Dependente químico, referindo sempre adesão inadequada ao tratamento.

Voltou em 02/2010 e foi medicado com AZT+3TC+LPV/r.
Apresentou intolerancia ao LPV/r. Permanecia com CV detectável. Nesta ocasião informou que estava usando corretamente toda a medicação.
Genotipagem: Vírus do Subtipo B
Mutações Protease: 10I, 63P, 77I, 93L
Mutações TR:
ITRN: 214F
ITRNN: 103N
Interpretação : Resistência completa EFV e NVP

CV de 09/2008 a 08/2011- variando entre 540 e 94000 cp/ml
CD4 de 09/2008 a 08/2011 -variando entre 23 e 148 /mm³

Trocado esquema para TDF + 3TC + LPV/r. 
Voltou a consulta referindo intolerância ao LPV/r que foi substituído por ATV/r.

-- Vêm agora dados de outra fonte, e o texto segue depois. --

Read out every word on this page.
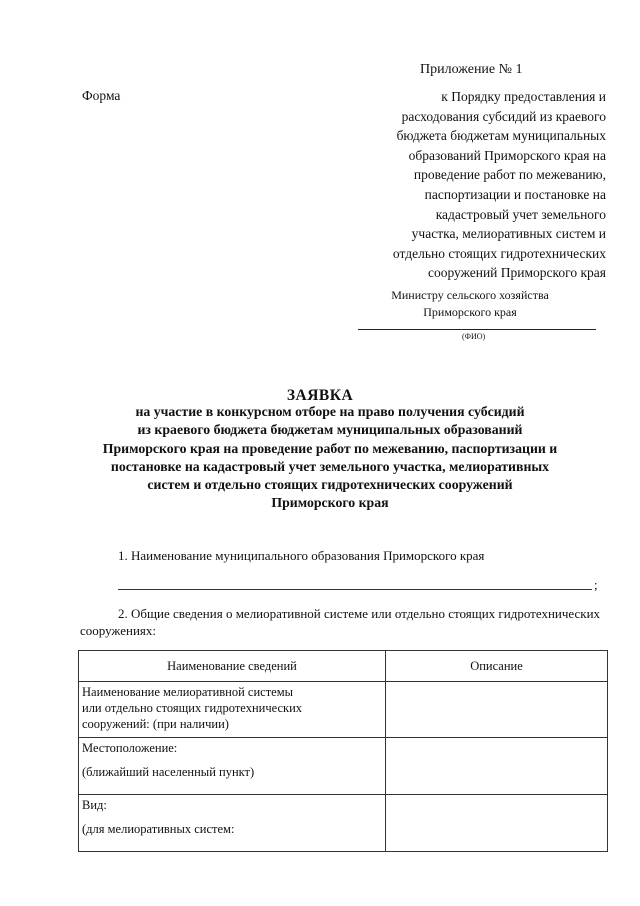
Приложение № 1
Форма	к Порядку предоставления и
расходования субсидий из краевого
бюджета бюджетам муниципальных
образований Приморского края на
проведение работ по межеванию,
паспортизации и постановке на
кадастровый учет земельного
участка, мелиоративных систем и
отдельно стоящих гидротехнических
сооружений Приморского края
Министру сельского хозяйства
Приморского края
(ФИО)
ЗАЯВКА
на участие в конкурсном отборе на право получения субсидий
из краевого бюджета бюджетам муниципальных образований
Приморского края на проведение работ по межеванию, паспортизации и
постановке на кадастровый учет земельного участка, мелиоративных
систем и отдельно стоящих гидротехнических сооружений
Приморского края
1. Наименование муниципального образования Приморского края
;
2. Общие сведения о мелиоративной системе или отдельно стоящих гидротехнических сооружениях:
Наименование сведений	Описание

Наименование мелиоративной системы
или отдельно стоящих гидротехнических
сооружений: (при наличии)	

Местоположение:
(ближайший населенный пункт)	

Вид:
(для мелиоративных систем:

Em Junho 2012 Internado  com TB pulmonar e Insuf. Renal- em uso de TDF + 3TC + ATV/r

CD4 7cel/mm³. 
Inciada hemodiálise e suspenso TARV. 
Assim que possível foi inciado ARV.





domingo, 11 de novembro de 2012

Caso 71- sexo masculino, 25 anos, PTI, virgem de TARV

Motivo da discussão:
Qual a melhor conduta terapêutica para um paciente HIV+ com PTI?

Jovem de 25 anos com diagnóstico sorológico de HIV recente. 
CD4 muito baixo (92 céls/mm3), carga viral ainda não disponível, assim como os demais exames de rotina.

Relatando que o diagnóstico de PTI foi feito em 2011 , e estava muito assustado por que foi falado que ele não pode tomar qualquer remédio sob risco de complicações pela PTI. 
Fazendo revisão rápida vi que a PTI pode ser pelo HIV, mas gostaria de saber de outras experiências, pois não acompanhei pacientes com essa manifestação até hoje. 
Aguardo outros exames e acrescento que ele tem exame físico sem alterações e está assintomático.